For many New Zealanders, bag in box wine brings to mind teenage excursions into the world of binge drinking; moribund corporate gatherings with ‘refreshments’; or at best, a decent bolognaise sauce. It certainly does not conjure thoughts of high-quality wines grown and made with honesty and care in the unforgiving high country of Central Otago.
In term of pedigree there aren’t many winemakers in New Zealand who can match Matt and James Dicey. Their father was brought over from South Africa by Corban’s as a grower and eventually became an early pioneer of wine making in Bannockburn and one of the five founding partners in Mt Difficulty.

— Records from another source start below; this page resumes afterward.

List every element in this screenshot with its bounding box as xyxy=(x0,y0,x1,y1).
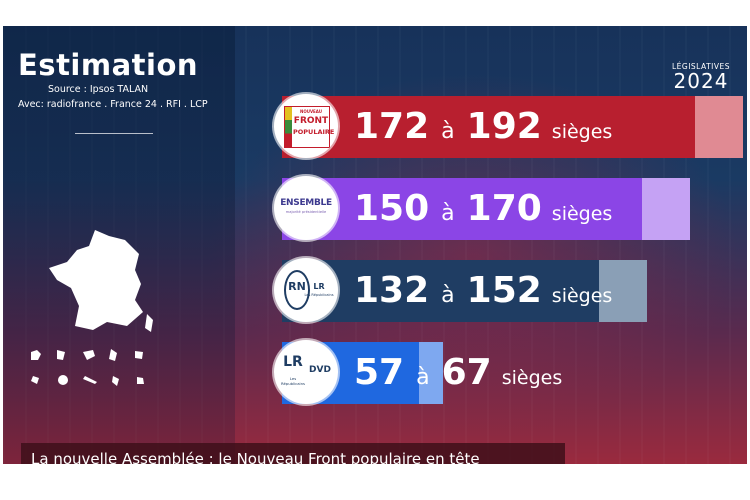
france-map-icon xyxy=(49,230,153,332)
max-seats-value: 152 xyxy=(466,270,542,311)
source-text: Source : Ipsos TALAN xyxy=(48,84,149,95)
logo-text: LR xyxy=(283,354,303,370)
party-logo-nfp: NOUVEAU FRONT POPULAIRE xyxy=(274,94,338,158)
logo-text: NOUVEAU xyxy=(299,109,323,114)
min-seats-value: 150 xyxy=(354,188,430,229)
logo-text: ENSEMBLE xyxy=(280,198,332,208)
chart-title: Estimation xyxy=(18,48,199,82)
logo-text: DVD xyxy=(309,365,331,375)
logo-text: RN xyxy=(288,280,306,293)
bar-nfp: NOUVEAU FRONT POPULAIRE 172 à 192 sièges xyxy=(274,94,743,158)
news-ticker: La nouvelle Assemblée : le Nouveau Front… xyxy=(21,443,565,464)
bar-range-segment xyxy=(642,178,690,240)
party-logo-lrdvd: LR Les Républicains DVD xyxy=(274,340,338,404)
range-connector: à xyxy=(441,119,455,144)
bar-min-segment xyxy=(282,178,642,240)
bar-range-segment xyxy=(695,96,743,158)
bar-label: 172 à 192 sièges xyxy=(354,96,612,158)
min-seats-value: 132 xyxy=(354,270,430,311)
max-seats-value: 192 xyxy=(466,106,542,147)
title-divider xyxy=(75,133,153,134)
logo-text: Les Républicains xyxy=(304,293,334,297)
bar-label: 132 à 152 sièges xyxy=(354,260,612,322)
max-seats-value: 170 xyxy=(466,188,542,229)
party-logo-rn: RN LR Les Républicains xyxy=(274,258,338,322)
party-logo-ensemble: ENSEMBLE majorité présidentielle xyxy=(274,176,338,240)
bar-lrdvd: LR Les Républicains DVD 57 à 67 sièges xyxy=(274,340,562,404)
tv-screen: Estimation Source : Ipsos TALAN Avec: ra… xyxy=(3,26,747,464)
overseas-territories-icons xyxy=(31,349,144,386)
bar-label: 57 à 67 sièges xyxy=(354,342,562,404)
seats-unit: sièges xyxy=(551,121,613,143)
logo-text: FRONT xyxy=(293,116,329,126)
bar-rn: RN LR Les Républicains 132 à 152 sièges xyxy=(274,258,647,322)
bar-label: 150 à 170 sièges xyxy=(354,178,612,240)
bar-ensemble: ENSEMBLE majorité présidentielle 150 à 170 si… xyxy=(274,176,690,240)
min-seats-value: 172 xyxy=(354,106,430,147)
brand-line1: LÉGISLATIVES xyxy=(671,62,731,71)
max-seats-value: 67 xyxy=(441,352,492,393)
range-connector: à xyxy=(441,201,455,226)
seats-unit: sièges xyxy=(551,203,613,225)
seats-unit: sièges xyxy=(501,367,563,389)
bar-min-segment xyxy=(282,96,695,158)
logo-text: Les Républicains xyxy=(281,376,305,386)
min-seats-value: 57 xyxy=(354,352,405,393)
legislatives-2024-logo: LÉGISLATIVES 2024 xyxy=(661,62,741,91)
partners-text: Avec: radiofrance . France 24 . RFI . LC… xyxy=(18,99,208,110)
brand-line2: 2024 xyxy=(673,69,729,93)
seats-unit: sièges xyxy=(551,285,613,307)
logo-text: LR xyxy=(313,282,325,291)
logo-text: POPULAIRE xyxy=(293,128,335,136)
left-panel: Estimation Source : Ipsos TALAN Avec: ra… xyxy=(3,26,235,464)
range-connector: à xyxy=(416,365,430,390)
logo-text: majorité présidentielle xyxy=(285,210,327,214)
range-connector: à xyxy=(441,283,455,308)
bar-range-segment xyxy=(599,260,647,322)
bar-range-segment xyxy=(419,342,443,404)
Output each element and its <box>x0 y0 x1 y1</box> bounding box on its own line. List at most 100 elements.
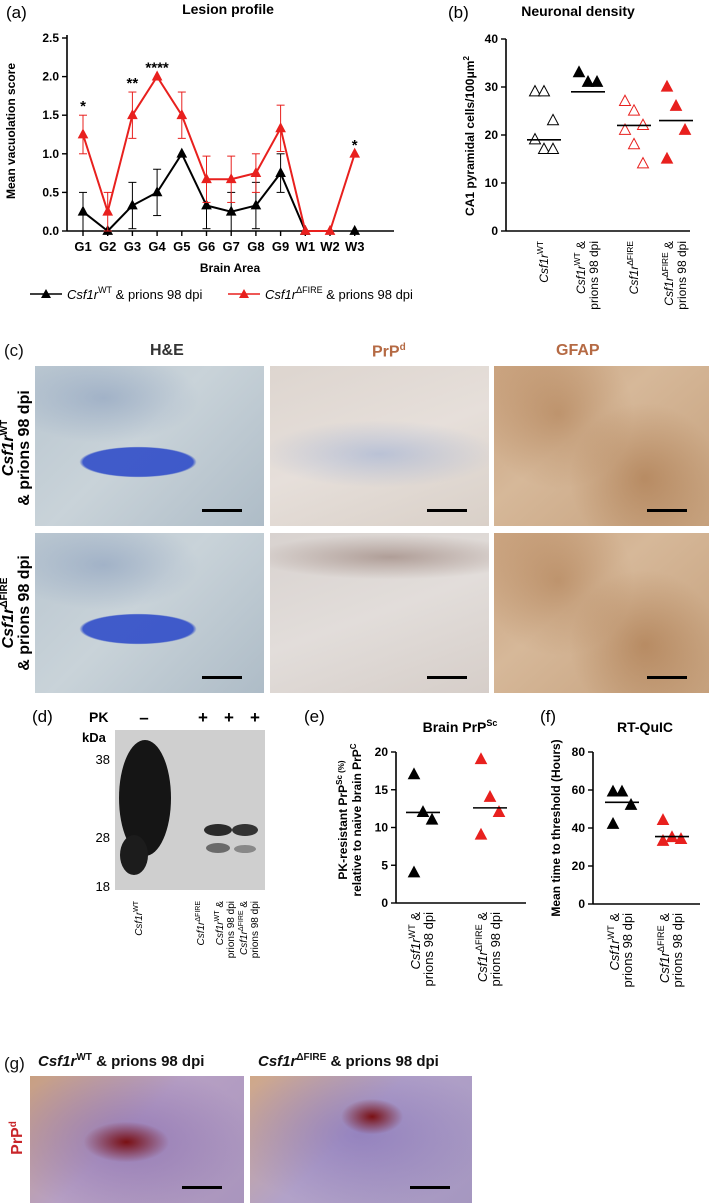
chart-a-yticks: 0.0 0.5 1.0 1.5 2.0 2.5 <box>42 31 67 238</box>
series-line-wt <box>82 151 307 233</box>
data-point-wt <box>225 205 237 216</box>
chart-b-yticks: 0 10 20 30 40 <box>485 32 506 238</box>
xtick-label: G7 <box>223 239 240 254</box>
col-title-prp: PrPd <box>372 342 406 361</box>
chart-b-points <box>527 65 693 169</box>
chart-a-title: Lesion profile <box>182 1 274 17</box>
data-point-fire <box>225 173 237 184</box>
series-line-fire <box>82 74 356 232</box>
svg-text:& prions 98 dpi: & prions 98 dpi <box>16 555 32 671</box>
row-label-fire: Csf1rΔFIRE & prions 98 dpi <box>0 555 32 671</box>
x-category-label-line2: prions 98 dpi <box>670 913 685 988</box>
scatter-point <box>546 142 560 155</box>
chart-a-xticks: G1 G2 G3 G4 G5 G6 G7 G8 G9 W1 W2 W3 <box>74 231 364 254</box>
data-point-fire <box>127 109 138 120</box>
significance-label: * <box>352 137 358 154</box>
panel-g-right-title: Csf1rΔFIRE & prions 98 dpi <box>258 1052 439 1070</box>
chart-e-xlabels: Csf1rWT &prions 98 dpi Csf1rΔFIRE &prions… <box>407 912 503 987</box>
chart-a-significance: ******** <box>80 60 358 154</box>
data-point-wt <box>77 205 89 216</box>
scatter-point <box>474 752 488 765</box>
panel-d-letter: (d) <box>32 707 53 726</box>
data-point-fire <box>250 166 262 177</box>
scatter-point <box>627 137 641 150</box>
scatter-point <box>425 812 439 825</box>
scatter-point <box>624 797 638 810</box>
chart-a-legend: Csf1rWT & prions 98 dpi Csf1rΔFIRE & pri… <box>30 285 413 302</box>
image-gfap-wt <box>494 366 709 526</box>
scatter-point <box>537 142 551 155</box>
ytick-label: 40 <box>572 821 586 835</box>
blot-lane-sign: + <box>224 708 234 727</box>
image-plaque-wt <box>30 1076 244 1203</box>
data-point-wt <box>250 199 262 210</box>
xtick-label: G3 <box>124 239 141 254</box>
xtick-label: G6 <box>198 239 215 254</box>
x-category-label: Csf1rWT & <box>407 912 423 970</box>
scatter-point <box>636 156 650 169</box>
scatter-point <box>618 122 632 135</box>
scatter-point <box>669 98 683 111</box>
panel-g-side-label: PrPd <box>8 1121 26 1155</box>
panel-e-brain-prpsc: (e) Brain PrPSc PK-resistant PrPSc (%) r… <box>304 707 526 987</box>
scatter-point <box>483 790 497 802</box>
x-category-label: Csf1rWT & <box>606 913 622 971</box>
col-title-gfap: GFAP <box>556 342 600 359</box>
panel-f-letter: (f) <box>540 707 556 726</box>
svg-text:Csf1rWT: Csf1rWT <box>0 420 17 476</box>
scatter-point <box>407 865 421 878</box>
ytick-label: 2.0 <box>42 70 59 84</box>
ytick-label: 60 <box>572 783 586 797</box>
chart-f-xlabels: Csf1rWT &prions 98 dpi Csf1rΔFIRE &prions… <box>606 913 685 988</box>
ytick-label: 0.5 <box>42 185 59 199</box>
image-he-fire <box>35 533 264 693</box>
scatter-point <box>407 767 421 780</box>
scatter-point <box>656 834 670 846</box>
x-category-label: Csf1rΔFIRE & <box>660 241 676 306</box>
blot-lane-label: Csf1rWT <box>133 900 145 936</box>
blot-lane-label: Csf1rΔFIRE & <box>238 901 250 955</box>
chart-a-ylabel: Mean vacuolation score <box>4 63 18 199</box>
scatter-point <box>572 65 586 78</box>
data-point-fire <box>201 173 212 184</box>
blot-lane-sign: – <box>139 708 148 727</box>
scatter-point <box>678 122 692 135</box>
ytick-label: 40 <box>485 32 499 46</box>
panel-a-lesion-profile: (a) Lesion profile Mean vacuolation scor… <box>4 1 413 302</box>
scatter-point <box>474 827 488 840</box>
chart-e-points <box>406 752 507 878</box>
ytick-label: 30 <box>485 80 499 94</box>
blot-lane-label: Csf1rΔFIRE <box>195 901 207 946</box>
data-point-fire <box>299 224 311 235</box>
scatter-point <box>546 113 560 126</box>
xtick-label: G8 <box>247 239 264 254</box>
xtick-label: G5 <box>173 239 190 254</box>
blot-lane-signs: – + + + <box>139 708 260 727</box>
legend-fire: Csf1rΔFIRE & prions 98 dpi <box>265 285 413 302</box>
image-prp-wt <box>270 366 489 526</box>
data-point-fire <box>275 122 286 133</box>
x-category-label: Csf1rWT <box>535 241 551 283</box>
image-he-wt <box>35 366 264 526</box>
panel-a-letter: (a) <box>6 3 27 22</box>
chart-b-title: Neuronal density <box>521 3 635 19</box>
xtick-label: W2 <box>320 239 340 254</box>
xtick-label: G1 <box>74 239 91 254</box>
xtick-label: G4 <box>148 239 166 254</box>
svg-text:PrPd: PrPd <box>8 1121 26 1155</box>
chart-e-title: Brain PrPSc <box>423 718 498 735</box>
x-category-label-line2: prions 98 dpi <box>421 912 436 987</box>
xtick-label: W1 <box>296 239 316 254</box>
svg-text:& prions 98 dpi: & prions 98 dpi <box>16 390 32 506</box>
x-category-label-line2: prions 98 dpi <box>587 241 601 310</box>
ytick-label: 15 <box>375 783 389 797</box>
blot-marker-label: 38 <box>96 752 110 767</box>
panel-g-left-title: Csf1rWT & prions 98 dpi <box>38 1052 205 1070</box>
scatter-point <box>537 84 551 97</box>
blot-pk-label: PK <box>89 709 108 725</box>
data-point-fire <box>324 224 336 235</box>
legend-wt: Csf1rWT & prions 98 dpi <box>67 285 203 302</box>
ytick-label: 0 <box>578 897 585 911</box>
col-title-he: H&E <box>150 342 184 359</box>
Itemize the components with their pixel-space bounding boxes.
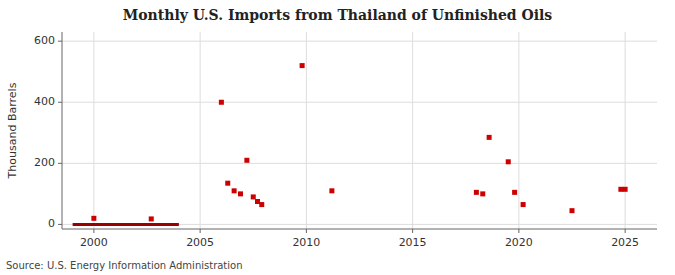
x-axis	[62, 229, 657, 230]
x-tick	[93, 229, 94, 233]
grid-line	[62, 163, 657, 164]
y-axis	[62, 32, 63, 229]
grid-line	[625, 32, 626, 229]
point	[474, 190, 479, 195]
x-tick-label: 2015	[399, 236, 427, 249]
y-axis-label: Thousand Barrels	[6, 82, 19, 179]
point	[225, 181, 230, 186]
point	[259, 202, 264, 207]
point	[512, 190, 517, 195]
grid-line	[306, 32, 307, 229]
y-tick-label: 0	[48, 217, 55, 230]
point	[232, 188, 237, 193]
point	[570, 208, 575, 213]
chart: 0 200 400 600 2000 2005 2010 2015 2020 2025 Monthl…	[0, 0, 675, 275]
y-tick-label: 200	[34, 156, 55, 169]
x-tick	[412, 229, 413, 233]
y-tick	[58, 224, 62, 225]
point	[300, 63, 305, 68]
grid-line	[93, 32, 94, 229]
grid-line	[518, 32, 519, 229]
y-tick	[58, 102, 62, 103]
point	[487, 135, 492, 140]
x-tick	[200, 229, 201, 233]
grid-line	[62, 41, 657, 42]
y-tick	[58, 163, 62, 164]
point	[623, 187, 628, 192]
point	[149, 216, 154, 221]
point	[219, 100, 224, 105]
x-tick-label: 2020	[505, 236, 533, 249]
point	[238, 191, 243, 196]
point	[251, 194, 256, 199]
x-tick	[306, 229, 307, 233]
grid-line	[62, 224, 657, 225]
point	[480, 191, 485, 196]
x-tick-label: 2005	[186, 236, 214, 249]
grid-line	[62, 102, 657, 103]
x-tick-label: 2000	[80, 236, 108, 249]
x-tick-label: 2010	[292, 236, 320, 249]
point	[521, 202, 526, 207]
point	[91, 216, 96, 221]
x-tick-label: 2025	[611, 236, 639, 249]
source: Source: U.S. Energy Information Administ…	[6, 260, 243, 271]
y-tick-label: 600	[34, 34, 55, 47]
zero-line	[73, 223, 179, 226]
x-tick	[625, 229, 626, 233]
plot-area	[73, 63, 628, 224]
grid-line	[412, 32, 413, 229]
y-tick-label: 400	[34, 95, 55, 108]
point	[244, 158, 249, 163]
x-tick	[518, 229, 519, 233]
title: Monthly U.S. Imports from Thailand of Un…	[123, 7, 553, 23]
y-tick	[58, 41, 62, 42]
grid-line	[200, 32, 201, 229]
point	[506, 159, 511, 164]
point	[329, 188, 334, 193]
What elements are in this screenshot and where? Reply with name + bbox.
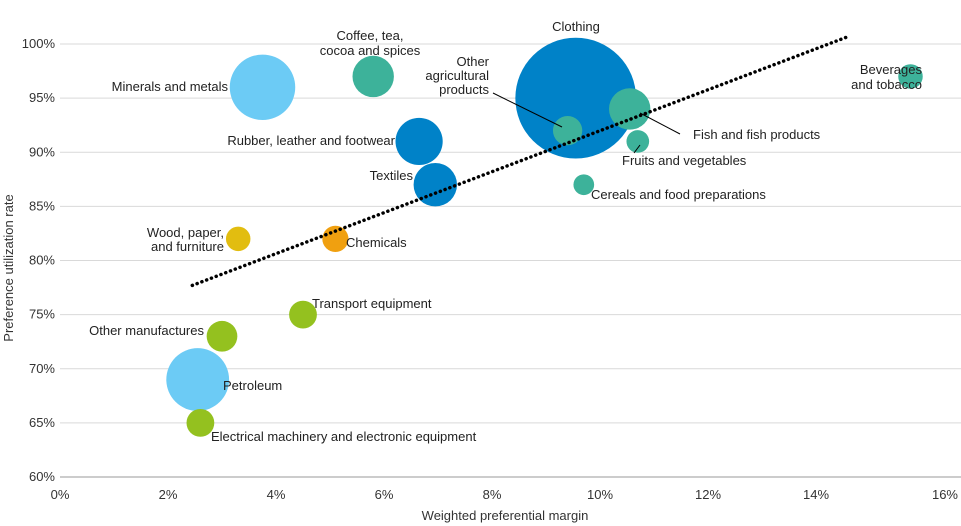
label-other-agricultural-line-2: agricultural (425, 68, 489, 83)
leader-other-agricultural (492, 92, 563, 128)
x-tick-label: 10% (587, 487, 613, 502)
x-tick-label: 16% (932, 487, 958, 502)
label-wood-line-2: and furniture (151, 239, 224, 254)
x-axis-ticks: 0% 2% 4% 6% 8% 10% 12% 14% 16% (51, 487, 959, 502)
label-transport: Transport equipment (312, 296, 432, 311)
bubble-petroleum (166, 348, 230, 411)
label-chemicals: Chemicals (346, 235, 407, 250)
label-other-agricultural-line-1: Other (456, 54, 489, 69)
y-tick-label: 60% (29, 469, 55, 484)
label-other-agricultural-line-3: products (439, 82, 489, 97)
y-tick-label: 75% (29, 307, 55, 322)
label-beverages-line-2: and tobacco (851, 77, 922, 92)
label-electrical: Electrical machinery and electronic equi… (211, 429, 477, 444)
bubble-minerals-and-metals (229, 54, 296, 121)
point-labels: Clothing Minerals and metals Coffee, tea… (89, 19, 922, 444)
x-tick-label: 2% (159, 487, 178, 502)
x-tick-label: 0% (51, 487, 70, 502)
x-tick-label: 4% (267, 487, 286, 502)
y-tick-label: 65% (29, 415, 55, 430)
bubble-wood-paper-and-furniture (225, 226, 251, 252)
label-clothing: Clothing (552, 19, 600, 34)
y-axis-title: Preference utilization rate (1, 194, 16, 341)
y-tick-label: 85% (29, 198, 55, 213)
y-axis-ticks: 60% 65% 70% 75% 80% 85% 90% 95% 100% (22, 36, 56, 484)
bubble-fruits-and-vegetables (626, 130, 650, 153)
bubble-fish-and-fish-products (609, 88, 651, 130)
bubbles (166, 37, 923, 437)
bubble-rubber-leather-and-footwear (395, 117, 443, 166)
label-fish: Fish and fish products (693, 127, 821, 142)
bubble-electrical-machinery-and-electronic-equipment (186, 408, 215, 437)
label-wood-line-1: Wood, paper, (147, 225, 224, 240)
bubble-coffee-tea-cocoa-and-spices (352, 55, 394, 98)
bubble-other-manufactures (206, 320, 238, 352)
label-fruits: Fruits and vegetables (622, 153, 747, 168)
y-tick-label: 70% (29, 361, 55, 376)
label-beverages-line-1: Beverages (860, 62, 923, 77)
bubble-beverages-and-tobacco (898, 64, 923, 89)
leader-fruits (633, 144, 641, 154)
label-minerals-and-metals: Minerals and metals (112, 79, 229, 94)
x-tick-label: 6% (375, 487, 394, 502)
bubble-chemicals (322, 225, 349, 252)
bubble-other-agricultural-products (552, 115, 583, 146)
leader-lines (492, 92, 681, 154)
leader-fish (639, 112, 681, 135)
y-tick-label: 80% (29, 253, 55, 268)
bubble-cereals-and-food-preparations (573, 174, 595, 196)
x-tick-label: 8% (483, 487, 502, 502)
x-tick-label: 14% (803, 487, 829, 502)
label-petroleum: Petroleum (223, 378, 282, 393)
label-coffee-line-1: Coffee, tea, (337, 28, 404, 43)
label-textiles: Textiles (370, 168, 414, 183)
label-rubber: Rubber, leather and footwear (227, 133, 395, 148)
bubble-transport-equipment (289, 300, 317, 329)
x-axis-title: Weighted preferential margin (422, 508, 589, 523)
y-tick-label: 95% (29, 90, 55, 105)
y-tick-label: 100% (22, 36, 56, 51)
label-cereals: Cereals and food preparations (591, 187, 766, 202)
y-tick-label: 90% (29, 144, 55, 159)
trendline (190, 35, 848, 288)
x-tick-label: 12% (695, 487, 721, 502)
label-coffee-line-2: cocoa and spices (320, 43, 421, 58)
label-other-manufactures: Other manufactures (89, 323, 204, 338)
bubble-textiles (413, 163, 458, 207)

Matt, after graduating with a master’s degree in chemistry from Lincoln, became Mt Difficulty’s first employee. James joined the family business a little later after a brief dalliance into the world of law and chartered accountancy. Following the sale of Mt Difficulty in 2019 and having accumulated over forty years of experience making wine in Bannockburn between them, the brothers struck out on their own and Dicey was born.
They quickly established clearly delineated responsibilities with James overseeing the vineyards and Matt in charge of the wineries. Where they came together was a shared vision of making wine with clarity and honesty that reflected both the environment and the season they found themselves in. That meant doing as much work as possible in the vineyards and as little as possible in the winery. It also meant farming organically and in harmony with the land. In terrain as fierce and unforgiving as Central Otago, that was not the easy option.
When the Diceys realised the environmental cost of bottling their wine, the negligible benefits of doing so, and the availability of a practical solution, they did what they always do: the right thing rather than the easy thing.
The problem
Wine bottles account for around 27% of all carbon emitted by the wine trade. They are impractical and expensive to transport. Once open, they expose wine to oxygen which means it quickly deteriorates. Only 61% of glass bottles in New Zealand are recycled to make new bottles and jars. And even if this number were higher, it would still be a massive energy sink compared to the alternatives. As Matt points out over the phone from the Dicey winery, glass is a great material for storing wine that is going to age. For the vast majority of wines that are intended to be drunk a day or two after purchase, it just doesn’t make sense.
The Solution
Bag in box technology has been around for around half a century. Although invented in Australia, the technology was refined in New Zealand. Despite the bladder that holds the wine being made of plastic, it still uses far less energy to produce than glass. As of the 2022 vintage, Dicey bag in box packaging will be 100% recyclable.
According to The New York Times, moving the 97% of all wine that is consumed within 24 hours of purchase from glass to bag in box, would be equivalent to removing 400,000 cars from the road every year.
But bag in box isn’t just good for the environment. According to Matt it also has benefits for consumers: “Oxygen is the great enemy of wine and as soon as you open a bottle, oxygen gets in and it starts to degrade”. With bag in box technology, the wine you pour into your glass isn’t replaced by oxygen so the wine will stay in the condition the winemaker intended it for up to four weeks. “No need to smash a whole bottle in a night. You can take your time.”
‘Making believers out of everybody’
James remembers telling people in the retail trade that Dicey were going to put their Bannockburn pinot noir into a bag in a box: “The first response was: ‘you’ve got to be joking’ and ‘that’s for supermarket wine.’”
Not exactly positive feedback. But the brothers are used to the baking heat and icy cold of Central Otago. They grow grapes on land so rocky they need gelignite to plant fenceposts. A little uninformed scepticism wasn’t going to phase them.
The key was to get the wine into a glass and let people taste it. “We made believers out of everyone,” says James, “the only remark we’ve had since is that they want a rose and white as well.”
The uptake from the on-premises sector has been particularly enthusiastic, unsurprising when you consider the savings to be made in storage space, packaging disposal, and wastage.
The Bannockburn Hotel in Cromwell is even selling Dicey pinot noir by the gram. The staff will weigh the box in front of you, leave it on the table, then weigh it again at the end of the night.
“It’s great for table talk,” says the Bannockburn restaurant manager Jules Stephenson. “People get to pour their own wine, and it gets them talking about sustainability. And, most importantly, it’s very good wine.”
The glass (bottle) ceiling
That assurance of quality is key to changing opinions about bag in box wine. The brothers have found that where younger consumers have no issue with the format, older drinkers are more sceptical and need some convincing. But where the Dicey brothers– with their impeccable credentials and their pure and vital pinot noir– go, others are sure to follow.
“We know people who have been thinking about this for years” says Matt “but they haven’t had the balls to get out there and do it. But now we’re actively helping people to make the transition from bottle to bag in box.”
With the Diceys leading the way, it won’t be long before we’re seeing more quality wines in bag in box and reaping the myriad benefits for the environment, for the on-trade, and for consumers.